•Senator Degi-Eremieyo says Dickson comment capable of regional unrest
The bickering over three per cent equity decided by the Senate for the host communities in the Niger Delta between Bayelsa Senators Seriake Dickson and Biobarakuma Wangagha Degi-Eremieyo came to the fore on Friday with the latter accusing the former of being capable to cause unrest in the region.
The immediate past Governor of Bayelsa state and Senator representing Bayelsa Central, Seriake Dickson had told the federal government that the decision of the national assembly to adopt the Senate position of 3% equity to host community could instigate violence in the region.
Senator representing Bayelsa East Senatorial District, Biobarakuma Wangagha Degi-Eremieyo said the comment was indeed inciting.

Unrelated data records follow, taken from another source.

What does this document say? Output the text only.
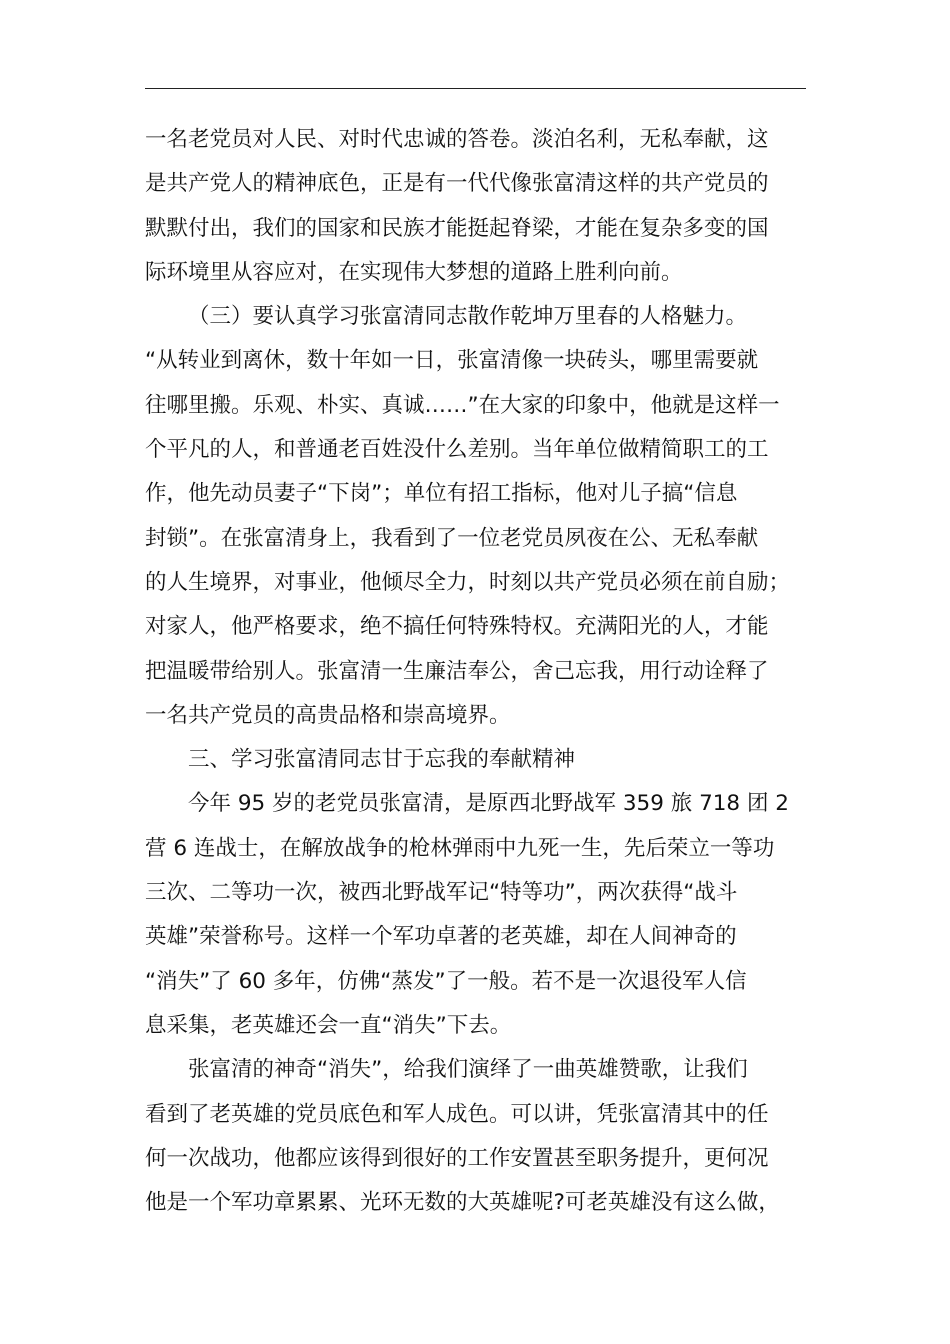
一名老党员对人民、对时代忠诚的答卷。淡泊名利，无私奉献，这
是共产党人的精神底色，正是有一代代像张富清这样的共产党员的
默默付出，我们的国家和民族才能挺起脊梁，才能在复杂多变的国
际环境里从容应对，在实现伟大梦想的道路上胜利向前。
（三）要认真学习张富清同志散作乾坤万里春的人格魅力。
“从转业到离休，数十年如一日，张富清像一块砖头，哪里需要就
往哪里搬。乐观、朴实、真诚……”在大家的印象中，他就是这样一
个平凡的人，和普通老百姓没什么差别。当年单位做精简职工的工
作，他先动员妻子“下岗”；单位有招工指标，他对儿子搞“信息
封锁”。在张富清身上，我看到了一位老党员夙夜在公、无私奉献
的人生境界，对事业，他倾尽全力，时刻以共产党员必须在前自励；
对家人，他严格要求，绝不搞任何特殊特权。充满阳光的人，才能
把温暖带给别人。张富清一生廉洁奉公，舍己忘我，用行动诠释了
一名共产党员的高贵品格和崇高境界。
三、学习张富清同志甘于忘我的奉献精神
今年 95 岁的老党员张富清，是原西北野战军 359 旅 718 团 2
营 6 连战士，在解放战争的枪林弹雨中九死一生，先后荣立一等功
三次、二等功一次，被西北野战军记“特等功”，两次获得“战斗
英雄”荣誉称号。这样一个军功卓著的老英雄，却在人间神奇的
“消失”了 60 多年，仿佛“蒸发”了一般。若不是一次退役军人信
息采集，老英雄还会一直“消失”下去。
张富清的神奇“消失”，给我们演绎了一曲英雄赞歌，让我们
看到了老英雄的党员底色和军人成色。可以讲，凭张富清其中的任
何一次战功，他都应该得到很好的工作安置甚至职务提升，更何况
他是一个军功章累累、光环无数的大英雄呢?可老英雄没有这么做，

He said if Dickson was not cautioned such comments could lead to civil unrest in the Niger Delta region.
Dicskon had on Thursday accused the Minister of State (Petroleum resources), Chief Timipre Sylva of allegedly changing the development funds in the Petroleum Industry Bill for host communities from 5 per cent to 3 per cent.

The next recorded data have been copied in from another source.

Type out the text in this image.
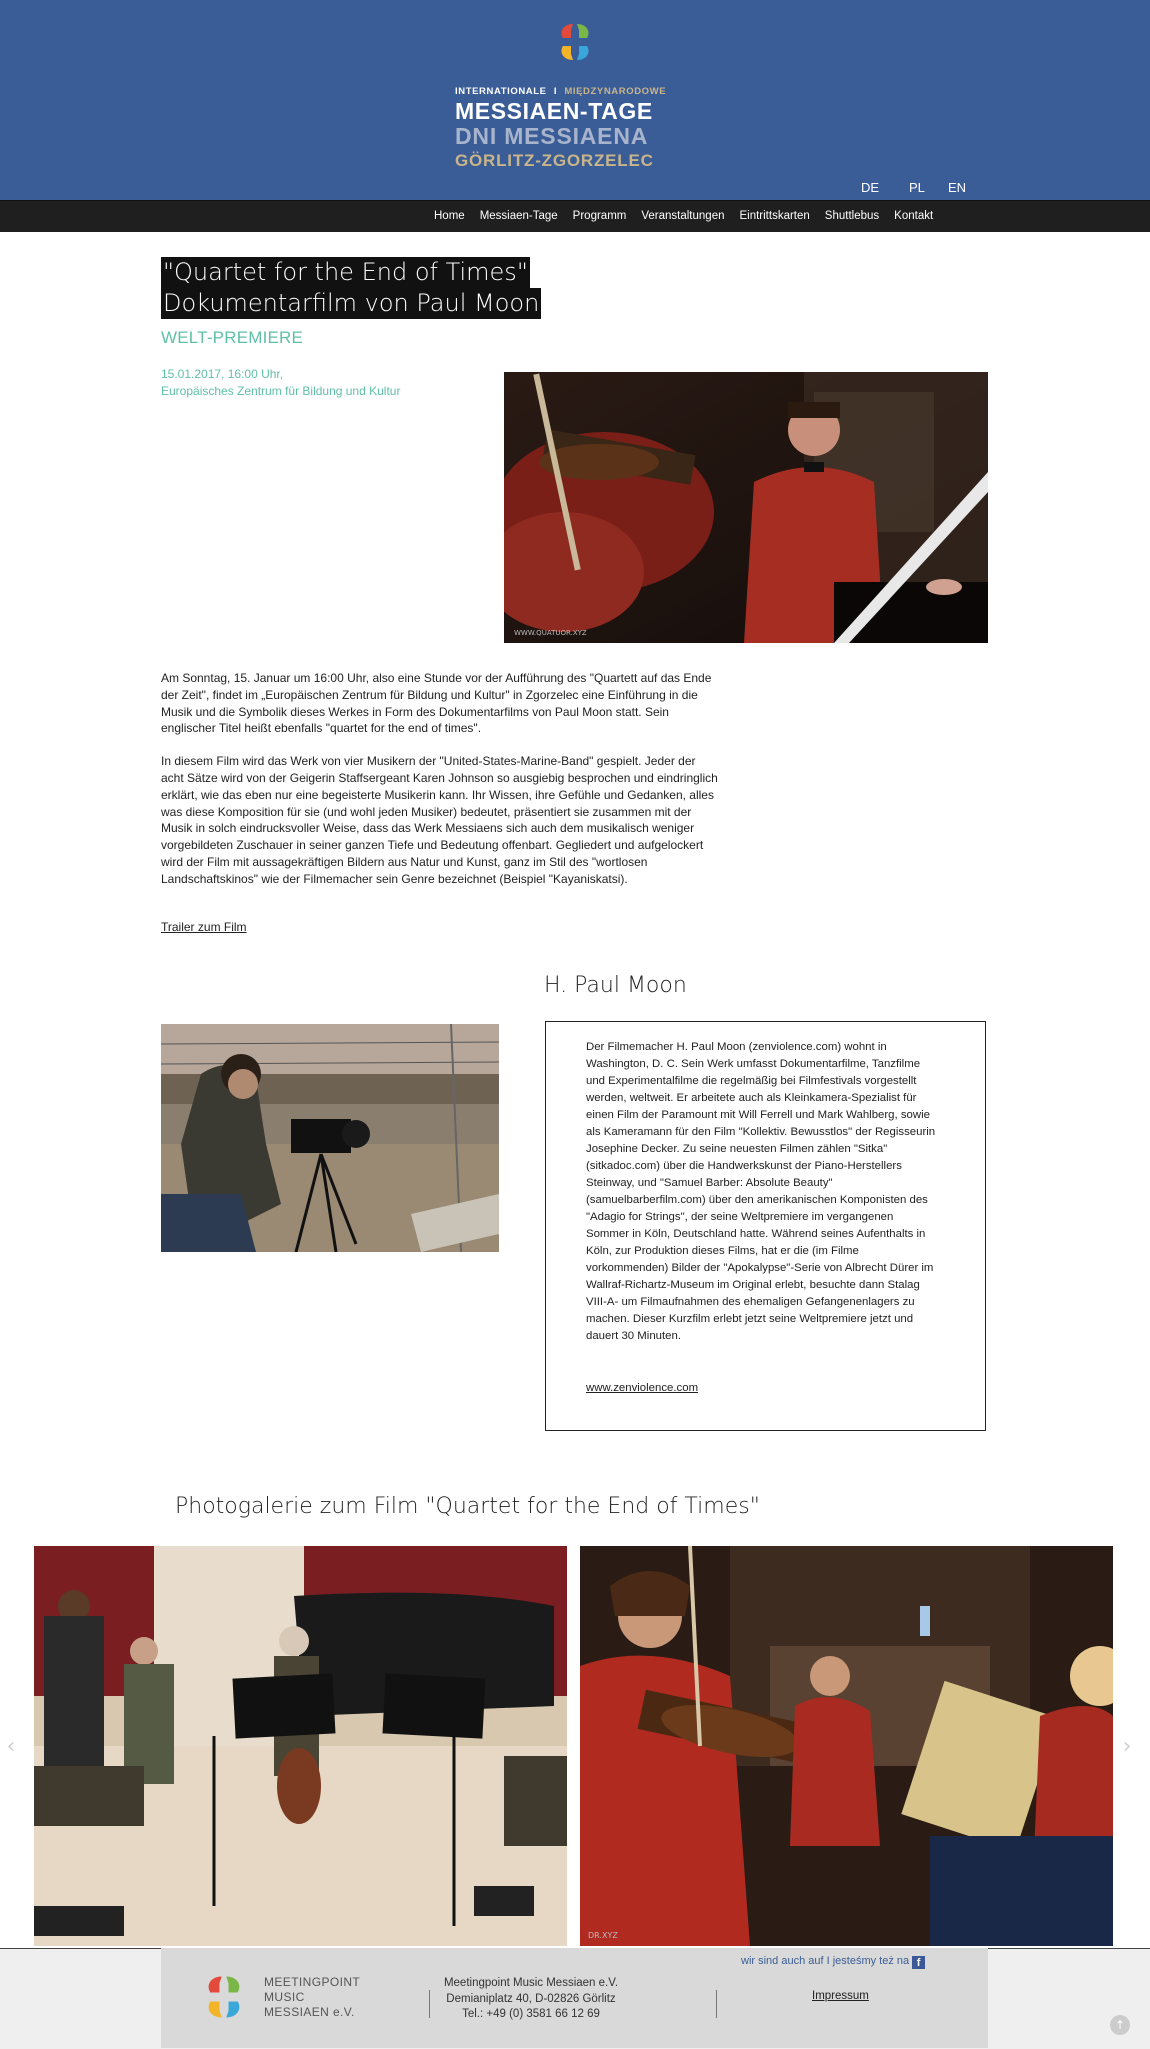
INTERNATIONALE I MIĘDZYNARODOWE
MESSIAEN-TAGE
DNI MESSIAENA
GÖRLITZ-ZGORZELEC
DE PL EN
Home Messiaen-Tage Programm Veranstaltungen Eintrittskarten Shuttlebus Kontakt
"Quartet for the End of Times"
Dokumentarfilm von Paul Moon
WELT-PREMIERE
15.01.2017, 16:00 Uhr,
Europäisches Zentrum für Bildung und Kultur
WWW.QUATUOR.XYZ

Am Sonntag, 15. Januar um 16:00 Uhr, also eine Stunde vor der Aufführung des "Quartett auf das Ende der Zeit", findet im „Europäischen Zentrum für Bildung und Kultur" in Zgorzelec eine Einführung in die Musik und die Symbolik dieses Werkes in Form des Dokumentarfilms von Paul Moon statt. Sein englischer Titel heißt ebenfalls "quartet for the end of times".

In diesem Film wird das Werk von vier Musikern der "United-States-Marine-Band" gespielt. Jeder der acht Sätze wird von der Geigerin Staffsergeant Karen Johnson so ausgiebig besprochen und eindringlich erklärt, wie das eben nur eine begeisterte Musikerin kann. Ihr Wissen, ihre Gefühle und Gedanken, alles was diese Komposition für sie (und wohl jeden Musiker) bedeutet, präsentiert sie zusammen mit der Musik in solch eindrucksvoller Weise, dass das Werk Messiaens sich auch dem musikalisch weniger vorgebildeten Zuschauer in seiner ganzen Tiefe und Bedeutung offenbart. Gegliedert und aufgelockert wird der Film mit aussagekräftigen Bildern aus Natur und Kunst, ganz im Stil des "wortlosen Landschaftskinos" wie der Filmemacher sein Genre bezeichnet (Beispiel "Kayaniskatsi).

Trailer zum Film
H. Paul Moon
Der Filmemacher H. Paul Moon (zenviolence.com) wohnt in Washington, D. C. Sein Werk umfasst Dokumentarfilme, Tanzfilme und Experimentalfilme die regelmäßig bei Filmfestivals vorgestellt werden, weltweit. Er arbeitete auch als Kleinkamera-Spezialist für einen Film der Paramount mit Will Ferrell und Mark Wahlberg, sowie als Kameramann für den Film "Kollektiv. Bewusstlos" der Regisseurin Josephine Decker. Zu seine neuesten Filmen zählen "Sitka" (sitkadoc.com) über die Handwerkskunst der Piano-Herstellers Steinway, und "Samuel Barber: Absolute Beauty" (samuelbarberfilm.com) über den amerikanischen Komponisten des "Adagio for Strings", der seine Weltpremiere im vergangenen Sommer in Köln, Deutschland hatte. Während seines Aufenthalts in Köln, zur Produktion dieses Films, hat er die (im Filme vorkommenden) Bilder der "Apokalypse"-Serie von Albrecht Dürer im Wallraf-Richartz-Museum im Original erlebt, besuchte dann Stalag VIII-A- um Filmaufnahmen des ehemaligen Gefangenenlagers zu machen. Dieser Kurzfilm erlebt jetzt seine Weltpremiere jetzt und dauert 30 Minuten.
www.zenviolence.com
Photogalerie zum Film "Quartet for the End of Times"
DR.XYZ
‹	›
MEETINGPOINT
MUSIC
MESSIAEN e.V.
Meetingpoint Music Messiaen e.V.
Demianiplatz 40, D-02826 Görlitz
Tel.: +49 (0) 3581 66 12 69
wir sind auch auf I jesteśmy też na f
Impressum
↑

The former governor said this at a press conference but in a counter statement, Senator Degi-Eremieyo said, it was a collective decision by the National Assembly.
Degi-Eremienyo accused Dickson of contributing nothing to the realization of the PIB and development of host communities as Governor, said he was only interested in his village with derivation funds.
He said the comments by Dickson smacked of envy, mischief and intimidation by the astronomical rising profile of Sylva.
The response may have deepened the political rift between Dickson and Degi-Eremienyo.
Dickson had on Thursday alleged that President General Muhammadu Buhari had proposed 5 per cent development funds in the PIB but was changed by Sylva.
But Degi-Eremienyo in a statement titled: “PIB and 3 per cent for host communities: Stop instigating violence in Niger Delta, Degi cautions Dickson”, said such comments by Dickson was “highly regrettable considering the tireless efforts put in by the Minister in actualising this long-awaited law.”
He said, “The true story was that the PIB as an Executive Bill was represented to the National Assembly proposing 2.5 per cent of the total operational cost as host communities development trust funds.
The lead debate was hot and protracted in both chambers. Lawmakers from the Niger Delta region including myself spoke, argued for an upward increase commensurate to our contributions and sacrifices.
“During the public hearing at various centres, host communities canvassed the same position. After a rigorous and painstaking process from plenary to conference committee, the National Assembly put the host communities funds at 3 per cent.
“This was the decision of the National Assembly and not that of the Minister of State for Petroleum Resources, Chief Timipre Sylva Degi-Eremieyo stated.